Воин и меч

22
18
20
22
24
26
28
30

Константин понимал, что умирает и осознание того, что именно эта женщина, втеревшийся в доверие враг, стала причиной краха всех его идеалов и самой жизни, ярило его бессильной злобой на пороге смерти.

Чёрненький был счастлив. Такого сладкого куска он давно не проглатывал.

– Смотри не обожрись! – Сказал я ему, довольный и благодарный за счастливый конец этой истории.

– Не переживай, у меня всё впрок идёт. – Сказал он, улыбаясь, сытыми и наглыми, кошачьими глазами.

Напряжение спало, словно вылетая из ведра вода стекла на землю.

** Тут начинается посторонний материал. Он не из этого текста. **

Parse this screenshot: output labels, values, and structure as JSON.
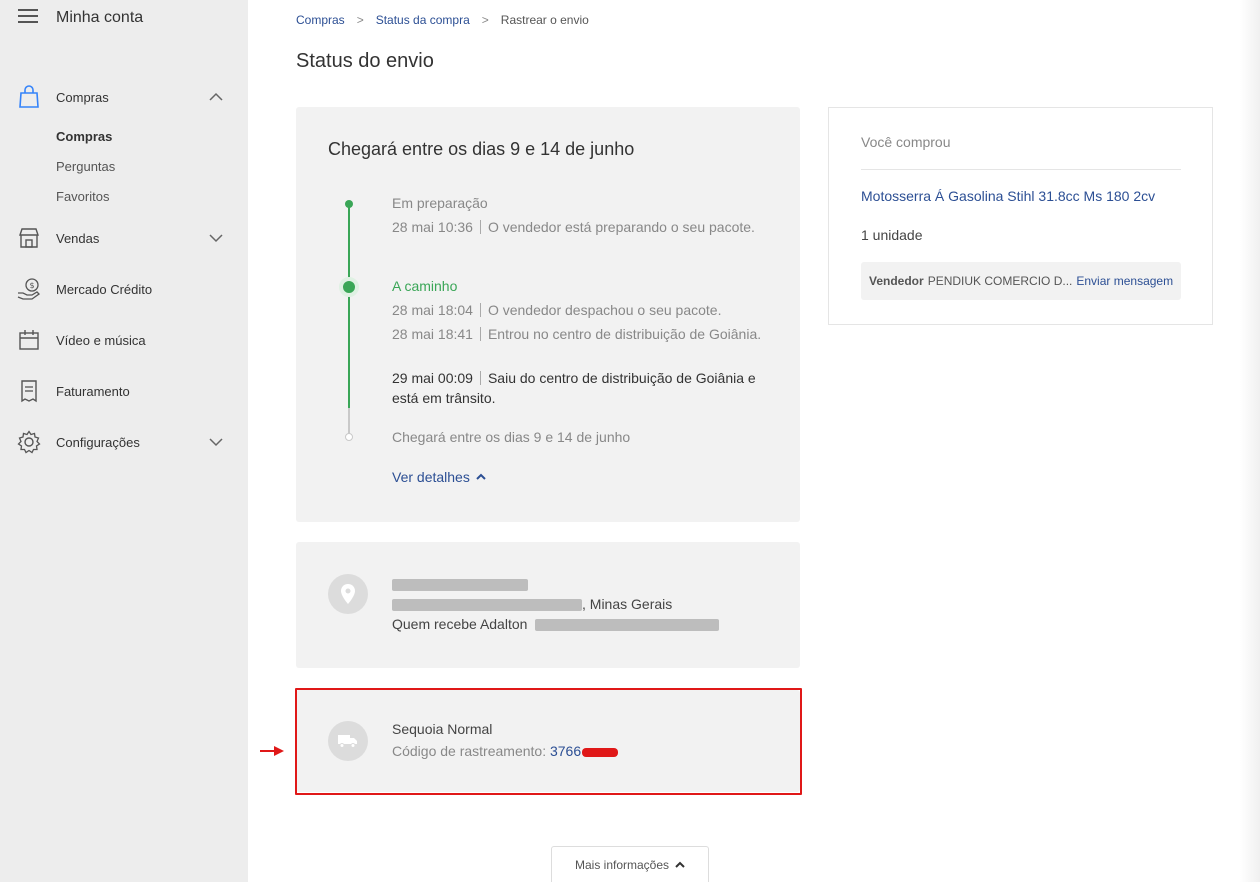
{
  "sidebar": {
    "title": "Minha conta",
    "items": [
      {
        "label": "Compras",
        "icon": "shopping-bag-icon",
        "expanded": true
      },
      {
        "label": "Vendas",
        "icon": "store-icon"
      },
      {
        "label": "Mercado Crédito",
        "icon": "hand-money-icon"
      },
      {
        "label": "Vídeo e música",
        "icon": "calendar-icon"
      },
      {
        "label": "Faturamento",
        "icon": "receipt-icon"
      },
      {
        "label": "Configurações",
        "icon": "gear-icon"
      }
    ],
    "subitems": [
      "Compras",
      "Perguntas",
      "Favoritos"
    ]
  },
  "breadcrumb": [
    "Compras",
    "Status da compra",
    "Rastrear o envio"
  ],
  "page_title": "Status do envio",
  "status": {
    "heading": "Chegará entre os dias 9 e 14 de junho",
    "step1_label": "Em preparação",
    "step1_events": [
      {
        "when": "28 mai 10:36",
        "text": "O vendedor está preparando o seu pacote."
      }
    ],
    "step2_label": "A caminho",
    "step2_events": [
      {
        "when": "28 mai 18:04",
        "text": "O vendedor despachou o seu pacote."
      },
      {
        "when": "28 mai 18:41",
        "text": "Entrou no centro de distribuição de Goiânia."
      },
      {
        "when": "29 mai 00:09",
        "text": "Saiu do centro de distribuição de Goiânia e está em trânsito."
      }
    ],
    "final_label": "Chegará entre os dias 9 e 14 de junho",
    "details_link": "Ver detalhes"
  },
  "address": {
    "state": ", Minas Gerais",
    "receiver_prefix": "Quem recebe Adalton"
  },
  "shipping": {
    "carrier": "Sequoia Normal",
    "tracking_label": "Código de rastreamento:",
    "tracking_visible": "3766"
  },
  "more_info": "Mais informações",
  "purchase": {
    "label": "Você comprou",
    "product": "Motosserra Á Gasolina Stihl 31.8cc Ms 180 2cv",
    "quantity": "1 unidade",
    "seller_key": "Vendedor",
    "seller_name": "PENDIUK COMERCIO D...",
    "message_link": "Enviar mensagem"
  },
  "colors": {
    "sidebar_bg": "#ededed",
    "link_blue": "#2c4f94",
    "status_green": "#3aa657",
    "highlight_red": "#e01818"
  }
}
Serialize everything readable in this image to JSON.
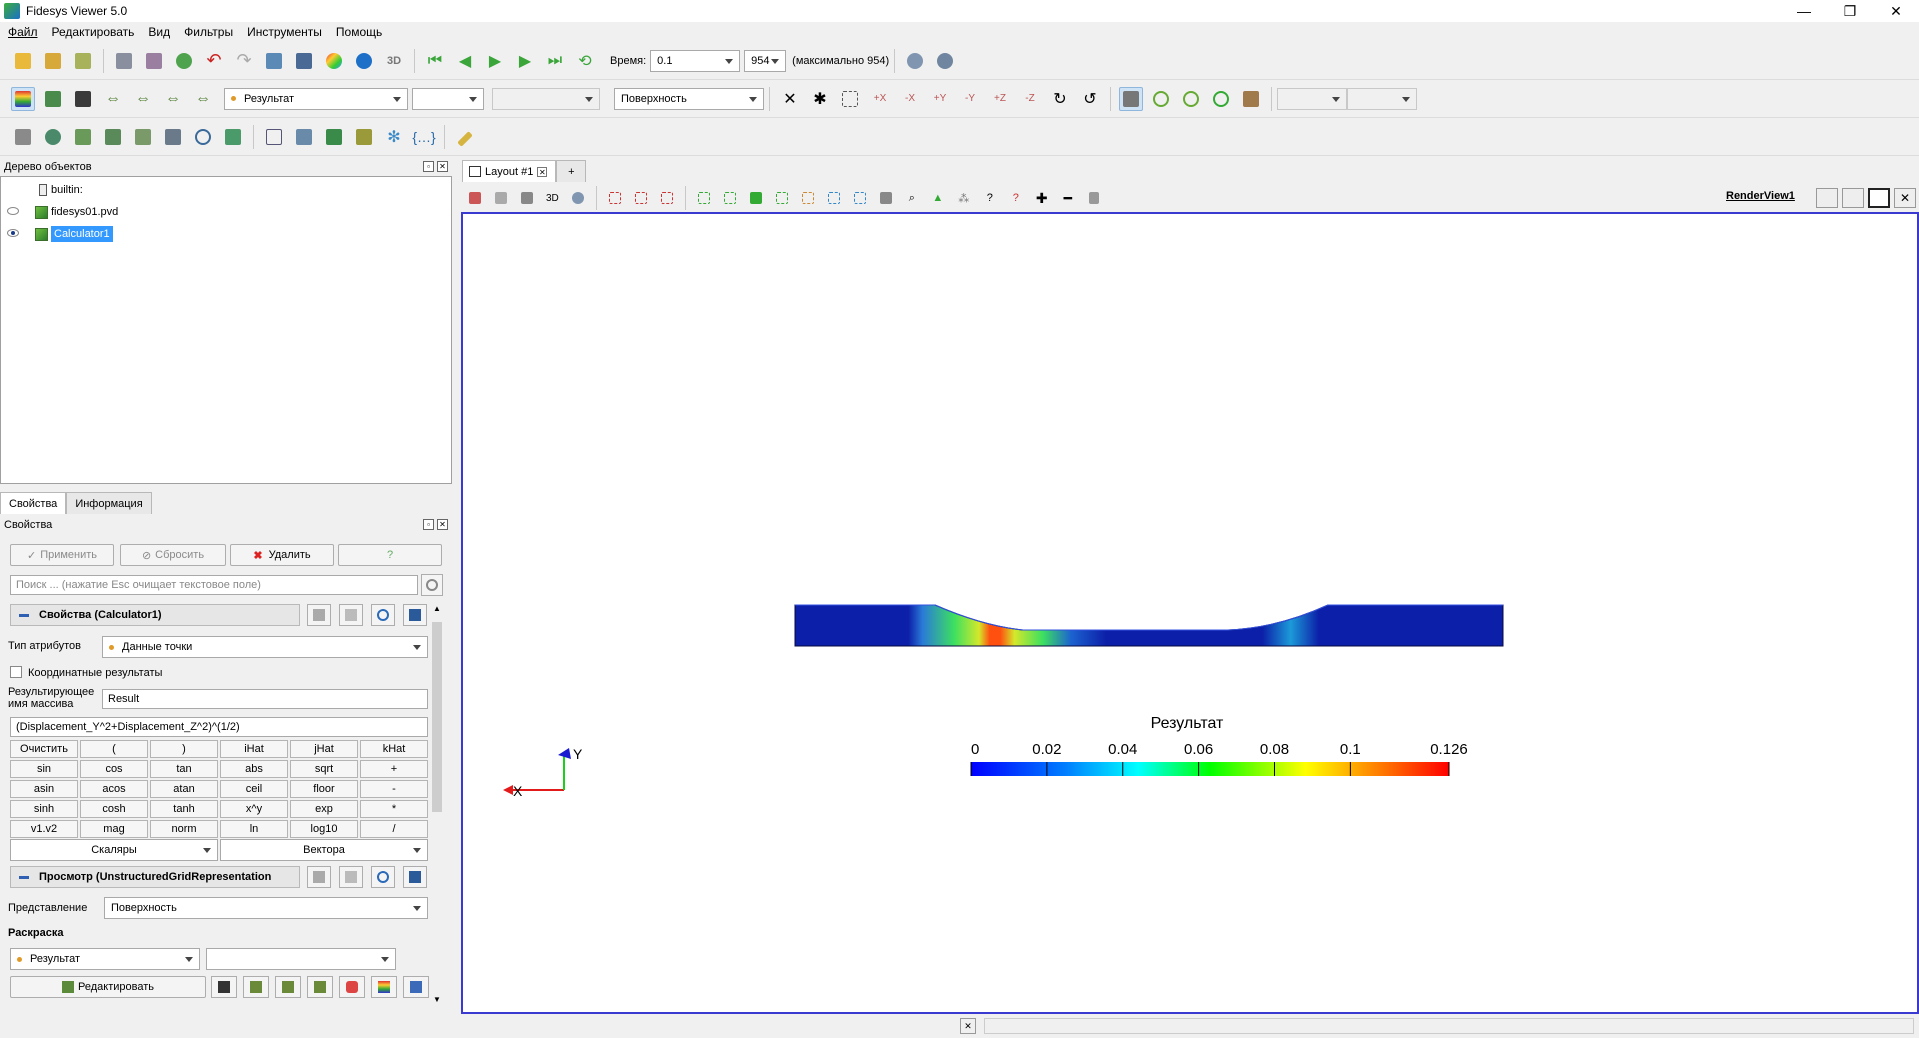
{
  "window": {
    "title": "Fidesys Viewer 5.0",
    "minimize": "—",
    "restore": "❐",
    "close": "✕"
  },
  "menu": [
    "Файл",
    "Редактировать",
    "Вид",
    "Фильтры",
    "Инструменты",
    "Помощь"
  ],
  "toolbar1": {
    "time_label": "Время:",
    "time_value": "0.1",
    "step_value": "954",
    "max_label": "(максимально 954)"
  },
  "toolbar2": {
    "color_array": "Результат",
    "representation": "Поверхность"
  },
  "pipeline": {
    "header": "Дерево объектов",
    "items": [
      "builtin:",
      "fidesys01.pvd",
      "Calculator1"
    ]
  },
  "tabs": [
    "Свойства",
    "Информация"
  ],
  "properties": {
    "header": "Свойства",
    "apply": "Применить",
    "reset": "Сбросить",
    "delete": "Удалить",
    "help": "?",
    "search_placeholder": "Поиск ... (нажатие Esc очищает текстовое поле)",
    "section1": "Свойства (Calculator1)",
    "attr_type_label": "Тип атрибутов",
    "attr_type_value": "Данные точки",
    "coord_results": "Координатные результаты",
    "result_name_label_1": "Результирующее",
    "result_name_label_2": "имя массива",
    "result_name_value": "Result",
    "expression": "(Displacement_Y^2+Displacement_Z^2)^(1/2)",
    "calc_rows": [
      [
        "Очистить",
        "(",
        ")",
        "iHat",
        "jHat",
        "kHat"
      ],
      [
        "sin",
        "cos",
        "tan",
        "abs",
        "sqrt",
        "+"
      ],
      [
        "asin",
        "acos",
        "atan",
        "ceil",
        "floor",
        "-"
      ],
      [
        "sinh",
        "cosh",
        "tanh",
        "x^y",
        "exp",
        "*"
      ],
      [
        "v1.v2",
        "mag",
        "norm",
        "ln",
        "log10",
        "/"
      ]
    ],
    "scalars": "Скаляры",
    "vectors": "Вектора",
    "section2": "Просмотр (UnstructuredGridRepresentation",
    "repr_label": "Представление",
    "repr_value": "Поверхность",
    "coloring_label": "Раскраска",
    "coloring_value": "Результат",
    "edit": "Редактировать"
  },
  "view": {
    "layout_tab": "Layout #1",
    "add_tab": "+",
    "threed": "3D",
    "render_view_name": "RenderView1"
  },
  "colorbar": {
    "title": "Результат",
    "ticks": [
      "0",
      "0.02",
      "0.04",
      "0.06",
      "0.08",
      "0.1",
      "0.126"
    ]
  },
  "axes": {
    "x": "X",
    "y": "Y"
  },
  "colors": {
    "selection": "#3399ff",
    "render_border": "#3a3ad0",
    "model_base": "#0c1fa8"
  }
}
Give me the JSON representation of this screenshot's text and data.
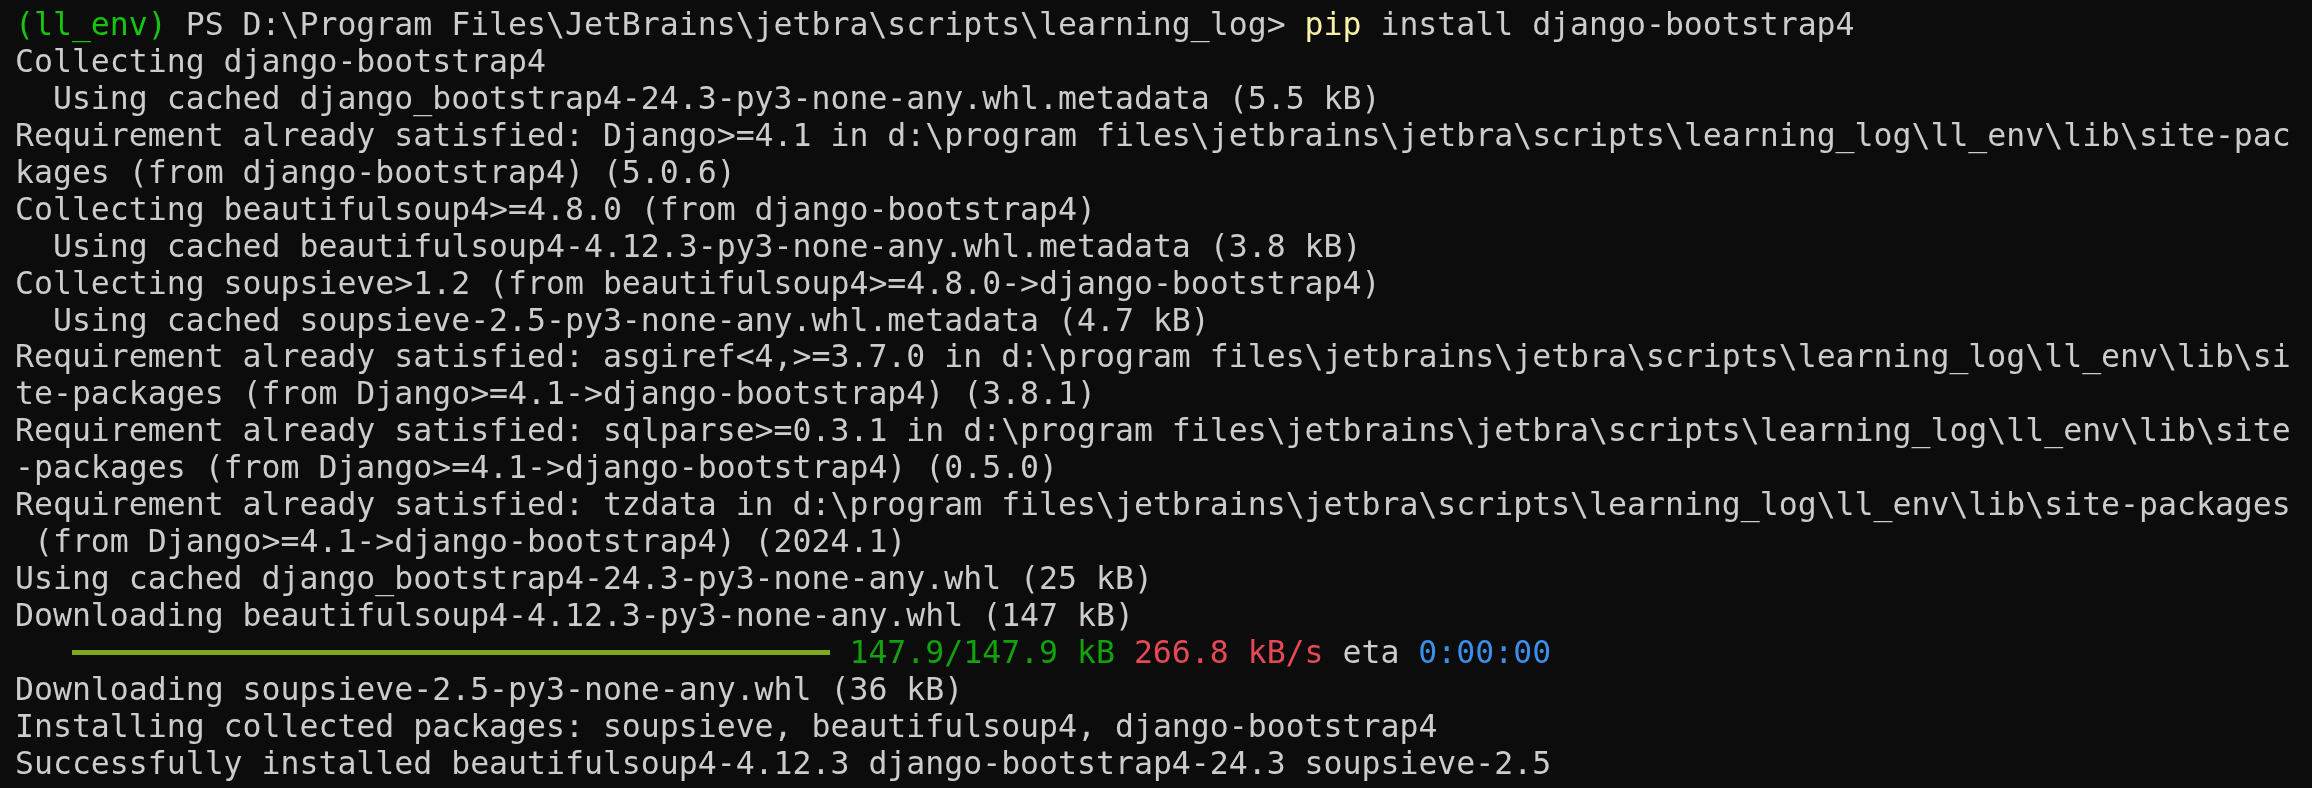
{
  "terminal": {
    "lines": [
      {
        "kind": "prompt",
        "env": "(ll_env)",
        "path": "PS D:\\Program Files\\JetBrains\\jetbra\\scripts\\learning_log>",
        "command": "pip",
        "args": "install django-bootstrap4"
      },
      {
        "kind": "output",
        "text": "Collecting django-bootstrap4"
      },
      {
        "kind": "output",
        "text": "  Using cached django_bootstrap4-24.3-py3-none-any.whl.metadata (5.5 kB)"
      },
      {
        "kind": "output",
        "text": "Requirement already satisfied: Django>=4.1 in d:\\program files\\jetbrains\\jetbra\\scripts\\learning_log\\ll_env\\lib\\site-pac"
      },
      {
        "kind": "output",
        "text": "kages (from django-bootstrap4) (5.0.6)"
      },
      {
        "kind": "output",
        "text": "Collecting beautifulsoup4>=4.8.0 (from django-bootstrap4)"
      },
      {
        "kind": "output",
        "text": "  Using cached beautifulsoup4-4.12.3-py3-none-any.whl.metadata (3.8 kB)"
      },
      {
        "kind": "output",
        "text": "Collecting soupsieve>1.2 (from beautifulsoup4>=4.8.0->django-bootstrap4)"
      },
      {
        "kind": "output",
        "text": "  Using cached soupsieve-2.5-py3-none-any.whl.metadata (4.7 kB)"
      },
      {
        "kind": "output",
        "text": "Requirement already satisfied: asgiref<4,>=3.7.0 in d:\\program files\\jetbrains\\jetbra\\scripts\\learning_log\\ll_env\\lib\\si"
      },
      {
        "kind": "output",
        "text": "te-packages (from Django>=4.1->django-bootstrap4) (3.8.1)"
      },
      {
        "kind": "output",
        "text": "Requirement already satisfied: sqlparse>=0.3.1 in d:\\program files\\jetbrains\\jetbra\\scripts\\learning_log\\ll_env\\lib\\site"
      },
      {
        "kind": "output",
        "text": "-packages (from Django>=4.1->django-bootstrap4) (0.5.0)"
      },
      {
        "kind": "output",
        "text": "Requirement already satisfied: tzdata in d:\\program files\\jetbrains\\jetbra\\scripts\\learning_log\\ll_env\\lib\\site-packages"
      },
      {
        "kind": "output",
        "text": " (from Django>=4.1->django-bootstrap4) (2024.1)"
      },
      {
        "kind": "output",
        "text": "Using cached django_bootstrap4-24.3-py3-none-any.whl (25 kB)"
      },
      {
        "kind": "output",
        "text": "Downloading beautifulsoup4-4.12.3-py3-none-any.whl (147 kB)"
      },
      {
        "kind": "progress",
        "level": 1,
        "done": "147.9/147.9 kB",
        "speed": "266.8 kB/s",
        "eta_label": "eta",
        "eta": "0:00:00"
      },
      {
        "kind": "output",
        "text": "Downloading soupsieve-2.5-py3-none-any.whl (36 kB)"
      },
      {
        "kind": "output",
        "text": "Installing collected packages: soupsieve, beautifulsoup4, django-bootstrap4"
      },
      {
        "kind": "output",
        "text": "Successfully installed beautifulsoup4-4.12.3 django-bootstrap4-24.3 soupsieve-2.5"
      }
    ]
  }
}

Непривычная лёгкая дрожь пробежала по конечностям Анатоля, всё-таки не часто приходится бывать на самом пороге смерти. Он огляделся, Анастасия стояла в дверном проёме, облокотившись о притолоку. Испачканная кровью, несчастная, напуганная и больная, она всё равно в этот момент выглядела красивой, Анатоль увидел её глазами падшего Адама, шагнул вперёд, взял на руки и понёс наверх к свободе городской ночи. Она не сопротивлялась, хотя вполне могла бы сама подняться по лестнице.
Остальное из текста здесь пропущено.